Copper-Promoted Conversion of Aromatic Amines into Trifluoromethylated Arenes: One-Pot Sandmeyer Trifluoromethylation

A simple copper-promoted one-pot Sandmeyer trifluoromethylation of aromatic amines with Langlois’ reagent has been demonstrated. The reaction is performed in mild reaction conditions under an air atmosphere with good substrate scope and functional group compatibility. It provides an alternative and straightforward synthetic approach to access a variety of trifluoromethylated arenes.

SO2F2-Mediated One-Pot Synthesis of Aryl Carboxylic Acids and Esters from Phenols through a Pd-Catalyzed Insertion of Carbon Monoxide

A one-pot Pd-catalyzed carbonylation of phenols into their corresponding aryl carboxylic acids and esters through the insertion of carbon monoxide has been developed. This procedure offers a direct synthesis of aryl carboxylic acids and esters from inexpensive and abundant starting materials (phenols, SO2F2 and CO) under mild conditions. This method tolerates a broad range of functional groups and is also applicable for the modification of complicated natural products.

A O-between the - trifluoromethyl benzoic acid to synthetic method (by machine translation)

The present invention provides a O-between the - trifluoromethyl benzoic acid to the synthesis method, the method comprises the following steps: (1) between adjacent to methyl benzoic acid acylated preparation between neighbour methyl benzoyl chloride; (2) between the adjacent methyl benzoyl chloride to chlorine light between neighbour trichloromethyl benzoyl chloride is obtained; (3) adjacent to the trichloromethyl benzoyl chloride fluoride obtained between between neighbour trifluoromethyl methyl benzoyle fluoride; (4) adjacent to the trifluoromethyl benzoyle fluoride hydrolysis between the final product is obtained between neighbour trifluoromethyl methyl benzoic acid. The method of the invention cheap raw material, the product yield is high, the process is simple, is favorable for industrial production. (by machine translation)

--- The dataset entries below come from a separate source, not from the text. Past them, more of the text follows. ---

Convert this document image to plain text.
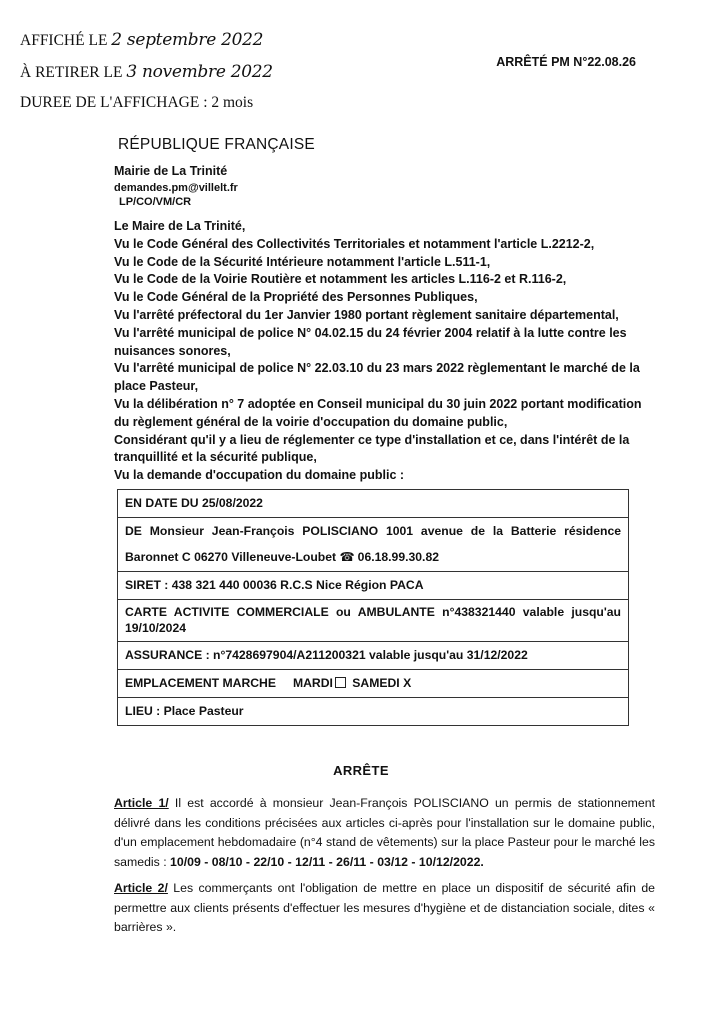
AFFICHÉ LE 2 septembre 2022
À RETIRER LE 3 novembre 2022
DUREE DE L'AFFICHAGE : 2 mois
ARRÊTÉ PM N°22.08.26
RÉPUBLIQUE FRANÇAISE
Mairie de La Trinité
demandes.pm@villelt.fr
LP/CO/VM/CR

Le Maire de La Trinité,

Vu le Code Général des Collectivités Territoriales et notamment l'article L.2212-2,

Vu le Code de la Sécurité Intérieure notamment l'article L.511-1,

Vu le Code de la Voirie Routière et notamment les articles L.116-2 et R.116-2,

Vu le Code Général de la Propriété des Personnes Publiques,

Vu l'arrêté préfectoral du 1er Janvier 1980 portant règlement sanitaire départemental,

Vu l'arrêté municipal de police N° 04.02.15 du 24 février 2004 relatif à la lutte contre les nuisances sonores,

Vu l'arrêté municipal de police N° 22.03.10 du 23 mars 2022 règlementant le marché de la place Pasteur,

Vu la délibération n° 7 adoptée en Conseil municipal du 30 juin 2022 portant modification du règlement général de la voirie d'occupation du domaine public,

Considérant qu'il y a lieu de réglementer ce type d'installation et ce, dans l'intérêt de la tranquillité et la sécurité publique,

Vu la demande d'occupation du domaine public :

EN DATE DU 25/08/2022
DE Monsieur Jean-François POLISCIANO 1001 avenue de la Batterie résidence
Baronnet C 06270 Villeneuve-Loubet ☎ 06.18.99.30.82
SIRET : 438 321 440 00036 R.C.S Nice Région PACA
CARTE ACTIVITE COMMERCIALE ou AMBULANTE n°438321440 valable jusqu'au
19/10/2024
ASSURANCE : n°7428697904/A211200321 valable jusqu'au 31/12/2022
EMPLACEMENT MARCHE MARDI SAMEDI X
LIEU : Place Pasteur
ARRÊTE
Article 1/ Il est accordé à monsieur Jean-François POLISCIANO un permis de stationnement délivré dans les conditions précisées aux articles ci-après pour l'installation sur le domaine public, d'un emplacement hebdomadaire (n°4 stand de vêtements) sur la place Pasteur pour le marché les samedis : 10/09 - 08/10 - 22/10 - 12/11 - 26/11 - 03/12 - 10/12/2022.
Article 2/ Les commerçants ont l'obligation de mettre en place un dispositif de sécurité afin de permettre aux clients présents d'effectuer les mesures d'hygiène et de distanciation sociale, dites « barrières ».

Oxalic acid as the: In situ carbon monoxide generator in palladium-catalyzed hydroxycarbonylation of arylhalides

An efficient palladium-catalyzed hydroxycarbonylation reaction of arylhalides using oxalic acid as a CO source has been developed. The reaction features high safety, low catalyst loading, and a broad substrate scope, and provides a safe and tractable approach to access a variety of aromatic carboxylic acid compounds. Mechanistic studies revealed the decomposition pattern of oxalic acid.

Conversion of nitroalkanes into carboxylic acids via iodide catalysis in water

We report a new method for the conversion of nitroalkanes into carboxylic acids that achieves this transformation under very mild conditions. Catalytic amounts of iodide in combination with a simple zinc catalyst are needed to give good conversions into the corresponding carboxylic acids.